You will experience the sound of the siren in three different ways7.
From above we may deduce that, when the trajectories of the two companies C1 and
C2 are different:
If X1 is true to a manager M1 in company C1 with respect to a particular event,
X2 is true with regard to the same event and context (where X2 is different from X1) to a
manager M2 in the other company C2.
Thus, even the brightest of managers may misread competitor moves and take actions
that eventually prove to be disastrous for his/her company. For example, the company C1
may have dropped prices in a particular market to clear inventory and move out. If company
C2 —interpreting C1‘s move as a hostile action—retaliates by dropping prices in the same
(and/or other) market8, a price war may ensue, hurting all industry players. On the other hand
if C2 spent the effort to find out why C1 dropped prices, it would have found little cause for
concern, and avoided the showdown (and monetary losses), directing energy to more
productive areas instead. Sensitivity to concepts of relativity may help here. At the bare
minimum, the cost of finding out C1’s motive should be compared with the cost (revenue
loss) of incorrect interpretation (and other relevant costs), in order to make better decisions.

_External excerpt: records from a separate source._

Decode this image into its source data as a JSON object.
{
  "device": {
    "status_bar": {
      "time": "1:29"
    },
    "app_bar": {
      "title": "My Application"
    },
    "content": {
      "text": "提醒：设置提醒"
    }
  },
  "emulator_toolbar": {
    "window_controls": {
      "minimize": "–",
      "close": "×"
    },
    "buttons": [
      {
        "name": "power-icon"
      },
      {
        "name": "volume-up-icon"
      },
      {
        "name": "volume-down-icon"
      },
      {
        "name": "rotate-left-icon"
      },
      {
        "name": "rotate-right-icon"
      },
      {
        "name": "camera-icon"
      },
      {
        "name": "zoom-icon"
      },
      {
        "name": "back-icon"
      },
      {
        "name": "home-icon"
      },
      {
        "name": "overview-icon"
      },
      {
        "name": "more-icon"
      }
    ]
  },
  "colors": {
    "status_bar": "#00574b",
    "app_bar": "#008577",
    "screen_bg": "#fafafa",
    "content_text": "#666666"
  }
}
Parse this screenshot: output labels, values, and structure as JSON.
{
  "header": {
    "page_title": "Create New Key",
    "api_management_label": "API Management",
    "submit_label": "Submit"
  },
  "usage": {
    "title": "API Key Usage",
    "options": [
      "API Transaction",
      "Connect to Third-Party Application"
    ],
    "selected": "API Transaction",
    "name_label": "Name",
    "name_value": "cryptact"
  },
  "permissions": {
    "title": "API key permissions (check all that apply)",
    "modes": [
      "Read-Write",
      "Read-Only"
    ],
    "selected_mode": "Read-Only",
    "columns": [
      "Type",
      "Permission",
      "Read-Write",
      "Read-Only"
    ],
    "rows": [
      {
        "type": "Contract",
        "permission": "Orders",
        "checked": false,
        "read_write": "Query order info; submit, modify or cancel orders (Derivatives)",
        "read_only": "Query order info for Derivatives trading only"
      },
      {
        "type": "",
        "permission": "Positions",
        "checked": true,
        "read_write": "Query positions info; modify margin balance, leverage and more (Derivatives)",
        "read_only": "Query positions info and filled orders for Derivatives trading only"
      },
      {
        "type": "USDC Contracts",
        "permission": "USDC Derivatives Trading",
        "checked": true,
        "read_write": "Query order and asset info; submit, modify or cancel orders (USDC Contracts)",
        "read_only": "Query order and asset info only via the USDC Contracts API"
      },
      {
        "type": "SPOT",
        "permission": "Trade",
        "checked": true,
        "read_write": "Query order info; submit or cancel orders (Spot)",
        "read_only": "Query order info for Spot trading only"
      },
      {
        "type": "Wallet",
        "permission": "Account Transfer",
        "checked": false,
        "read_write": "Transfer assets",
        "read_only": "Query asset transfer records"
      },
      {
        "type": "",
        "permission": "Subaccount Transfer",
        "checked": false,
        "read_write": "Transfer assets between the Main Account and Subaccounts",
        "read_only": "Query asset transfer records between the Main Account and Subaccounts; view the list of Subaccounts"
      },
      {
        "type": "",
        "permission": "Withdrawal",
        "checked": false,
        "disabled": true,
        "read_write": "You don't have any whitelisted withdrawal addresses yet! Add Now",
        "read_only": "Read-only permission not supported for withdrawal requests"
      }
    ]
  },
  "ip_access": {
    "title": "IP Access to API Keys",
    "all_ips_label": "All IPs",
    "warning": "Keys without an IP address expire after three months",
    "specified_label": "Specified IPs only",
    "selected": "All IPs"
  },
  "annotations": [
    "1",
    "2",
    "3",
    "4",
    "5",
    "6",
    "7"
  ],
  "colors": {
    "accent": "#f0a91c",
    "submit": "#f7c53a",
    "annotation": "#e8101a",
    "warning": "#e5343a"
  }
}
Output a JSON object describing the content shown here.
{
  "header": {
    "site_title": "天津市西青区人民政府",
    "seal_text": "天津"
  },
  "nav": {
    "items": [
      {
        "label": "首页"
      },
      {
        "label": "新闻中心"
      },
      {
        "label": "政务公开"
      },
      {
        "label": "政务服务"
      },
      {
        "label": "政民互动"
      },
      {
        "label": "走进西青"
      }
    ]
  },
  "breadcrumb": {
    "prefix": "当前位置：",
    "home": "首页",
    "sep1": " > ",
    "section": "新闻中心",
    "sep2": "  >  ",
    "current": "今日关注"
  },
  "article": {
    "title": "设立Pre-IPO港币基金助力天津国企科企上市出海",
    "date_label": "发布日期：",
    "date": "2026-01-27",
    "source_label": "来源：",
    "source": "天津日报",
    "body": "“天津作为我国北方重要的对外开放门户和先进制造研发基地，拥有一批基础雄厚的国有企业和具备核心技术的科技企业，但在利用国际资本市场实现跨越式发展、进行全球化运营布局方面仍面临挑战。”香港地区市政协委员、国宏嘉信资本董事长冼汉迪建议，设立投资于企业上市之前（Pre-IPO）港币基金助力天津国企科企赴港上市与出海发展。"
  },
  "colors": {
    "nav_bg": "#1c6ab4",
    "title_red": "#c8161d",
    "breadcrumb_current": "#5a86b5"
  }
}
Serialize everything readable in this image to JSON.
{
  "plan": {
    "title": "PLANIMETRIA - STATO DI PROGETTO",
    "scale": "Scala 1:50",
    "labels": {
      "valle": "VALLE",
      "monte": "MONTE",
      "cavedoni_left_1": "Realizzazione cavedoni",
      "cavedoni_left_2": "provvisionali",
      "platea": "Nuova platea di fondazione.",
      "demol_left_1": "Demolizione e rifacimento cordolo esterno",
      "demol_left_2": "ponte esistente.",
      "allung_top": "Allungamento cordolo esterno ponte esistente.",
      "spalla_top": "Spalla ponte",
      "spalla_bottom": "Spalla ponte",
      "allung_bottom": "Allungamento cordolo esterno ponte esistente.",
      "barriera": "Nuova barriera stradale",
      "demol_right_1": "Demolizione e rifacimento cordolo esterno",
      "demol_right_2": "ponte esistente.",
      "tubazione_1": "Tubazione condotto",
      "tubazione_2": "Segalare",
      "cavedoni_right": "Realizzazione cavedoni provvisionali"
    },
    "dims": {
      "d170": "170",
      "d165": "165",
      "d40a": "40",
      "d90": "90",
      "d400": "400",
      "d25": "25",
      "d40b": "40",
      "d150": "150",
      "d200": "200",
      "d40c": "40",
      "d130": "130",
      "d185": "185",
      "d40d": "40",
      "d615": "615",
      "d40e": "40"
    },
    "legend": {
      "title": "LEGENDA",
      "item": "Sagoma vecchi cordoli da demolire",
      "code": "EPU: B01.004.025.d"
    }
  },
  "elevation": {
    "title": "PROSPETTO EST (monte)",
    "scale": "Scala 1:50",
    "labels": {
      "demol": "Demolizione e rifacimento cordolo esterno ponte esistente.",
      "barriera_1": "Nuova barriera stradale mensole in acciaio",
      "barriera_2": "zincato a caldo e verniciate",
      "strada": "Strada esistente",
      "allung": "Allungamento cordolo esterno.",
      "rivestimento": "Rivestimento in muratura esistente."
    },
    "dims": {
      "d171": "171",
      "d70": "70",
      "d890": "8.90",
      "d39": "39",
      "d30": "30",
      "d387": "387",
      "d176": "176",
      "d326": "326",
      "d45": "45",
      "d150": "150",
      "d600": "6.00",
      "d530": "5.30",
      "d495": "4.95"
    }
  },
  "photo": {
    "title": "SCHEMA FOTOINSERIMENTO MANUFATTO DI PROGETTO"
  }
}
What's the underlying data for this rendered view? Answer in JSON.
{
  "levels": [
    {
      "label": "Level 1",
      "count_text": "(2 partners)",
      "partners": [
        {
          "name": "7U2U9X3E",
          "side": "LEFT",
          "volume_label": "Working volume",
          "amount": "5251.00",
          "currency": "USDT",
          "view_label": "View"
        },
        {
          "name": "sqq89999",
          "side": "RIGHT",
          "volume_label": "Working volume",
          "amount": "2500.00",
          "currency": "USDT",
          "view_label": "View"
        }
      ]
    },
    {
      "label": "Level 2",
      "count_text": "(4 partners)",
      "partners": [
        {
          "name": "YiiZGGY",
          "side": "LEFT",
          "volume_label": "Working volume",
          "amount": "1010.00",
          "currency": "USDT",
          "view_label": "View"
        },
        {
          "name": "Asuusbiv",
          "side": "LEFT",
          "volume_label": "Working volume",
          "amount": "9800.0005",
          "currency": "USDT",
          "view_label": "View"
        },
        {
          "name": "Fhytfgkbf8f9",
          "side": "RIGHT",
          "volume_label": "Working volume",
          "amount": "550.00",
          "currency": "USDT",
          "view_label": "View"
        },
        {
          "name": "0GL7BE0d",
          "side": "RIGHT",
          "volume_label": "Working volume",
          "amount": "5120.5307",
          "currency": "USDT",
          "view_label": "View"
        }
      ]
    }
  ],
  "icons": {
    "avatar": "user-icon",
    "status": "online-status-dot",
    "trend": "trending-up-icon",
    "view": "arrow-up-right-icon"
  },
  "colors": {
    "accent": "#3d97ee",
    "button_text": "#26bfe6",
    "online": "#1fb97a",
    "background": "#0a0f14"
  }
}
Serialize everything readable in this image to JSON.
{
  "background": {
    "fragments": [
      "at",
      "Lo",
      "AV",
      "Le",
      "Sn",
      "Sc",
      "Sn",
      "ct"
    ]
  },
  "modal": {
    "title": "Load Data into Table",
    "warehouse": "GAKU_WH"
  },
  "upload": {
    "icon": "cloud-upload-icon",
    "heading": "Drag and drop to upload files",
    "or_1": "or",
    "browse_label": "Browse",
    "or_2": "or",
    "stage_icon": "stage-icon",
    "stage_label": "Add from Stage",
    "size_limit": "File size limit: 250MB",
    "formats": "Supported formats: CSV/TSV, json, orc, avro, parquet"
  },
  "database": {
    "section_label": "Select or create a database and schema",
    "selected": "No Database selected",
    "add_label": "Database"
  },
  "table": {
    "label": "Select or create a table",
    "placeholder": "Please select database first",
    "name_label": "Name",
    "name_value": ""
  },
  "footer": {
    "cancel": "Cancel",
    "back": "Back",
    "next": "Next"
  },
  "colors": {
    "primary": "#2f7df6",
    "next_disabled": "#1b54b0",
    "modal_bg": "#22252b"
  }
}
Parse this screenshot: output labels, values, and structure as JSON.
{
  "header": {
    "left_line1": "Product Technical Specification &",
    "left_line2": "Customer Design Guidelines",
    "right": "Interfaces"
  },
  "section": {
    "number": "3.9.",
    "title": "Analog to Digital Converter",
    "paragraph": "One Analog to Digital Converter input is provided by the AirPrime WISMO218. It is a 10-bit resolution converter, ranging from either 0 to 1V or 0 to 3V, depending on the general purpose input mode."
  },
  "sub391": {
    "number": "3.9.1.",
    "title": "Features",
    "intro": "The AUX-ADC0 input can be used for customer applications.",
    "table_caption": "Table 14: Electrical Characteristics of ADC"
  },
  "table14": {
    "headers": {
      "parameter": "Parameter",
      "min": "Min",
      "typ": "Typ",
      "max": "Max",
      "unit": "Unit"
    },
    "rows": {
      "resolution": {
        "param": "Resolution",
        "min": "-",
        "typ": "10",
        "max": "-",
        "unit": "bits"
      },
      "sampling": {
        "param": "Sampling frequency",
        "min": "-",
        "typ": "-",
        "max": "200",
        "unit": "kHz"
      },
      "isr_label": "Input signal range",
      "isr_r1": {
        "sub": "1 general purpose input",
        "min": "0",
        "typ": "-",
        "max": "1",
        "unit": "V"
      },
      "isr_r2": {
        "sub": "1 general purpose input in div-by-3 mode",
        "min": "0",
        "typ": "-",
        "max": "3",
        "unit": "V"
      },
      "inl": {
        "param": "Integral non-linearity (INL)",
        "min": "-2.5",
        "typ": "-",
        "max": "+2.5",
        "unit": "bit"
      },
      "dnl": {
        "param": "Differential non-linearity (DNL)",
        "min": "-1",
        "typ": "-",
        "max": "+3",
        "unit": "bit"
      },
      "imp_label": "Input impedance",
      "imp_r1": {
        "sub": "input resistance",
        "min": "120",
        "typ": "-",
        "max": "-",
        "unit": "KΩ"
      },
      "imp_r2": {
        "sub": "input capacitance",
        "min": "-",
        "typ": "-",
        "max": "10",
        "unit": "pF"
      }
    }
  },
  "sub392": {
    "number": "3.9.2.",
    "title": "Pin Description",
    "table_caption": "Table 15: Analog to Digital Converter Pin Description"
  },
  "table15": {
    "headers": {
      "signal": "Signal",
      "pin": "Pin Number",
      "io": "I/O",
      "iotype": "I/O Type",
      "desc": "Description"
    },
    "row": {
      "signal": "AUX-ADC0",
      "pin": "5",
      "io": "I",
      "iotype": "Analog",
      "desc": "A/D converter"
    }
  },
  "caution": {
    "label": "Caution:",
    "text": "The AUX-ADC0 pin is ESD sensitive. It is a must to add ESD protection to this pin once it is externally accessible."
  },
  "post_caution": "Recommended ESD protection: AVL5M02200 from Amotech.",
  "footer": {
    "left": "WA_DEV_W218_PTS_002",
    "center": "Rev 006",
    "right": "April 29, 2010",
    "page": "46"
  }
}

Thus, the oft-repeated saying in Economics that people (or companies) act self-
interestedly all the time is not just wrong, it is misleading. The fact that managers may be
mistaken in interpreting actions of others is a much bigger problem needing urgent
attention. We may note that, one strand of Western philosophical thought (positivism)
underlying much of conventional business school advocacy that there is one version of truth
applicable in the same way for everybody—in conjunction with Hobbesian premises
articulated in The Leviathan—is partly to blame for this state of affairs9.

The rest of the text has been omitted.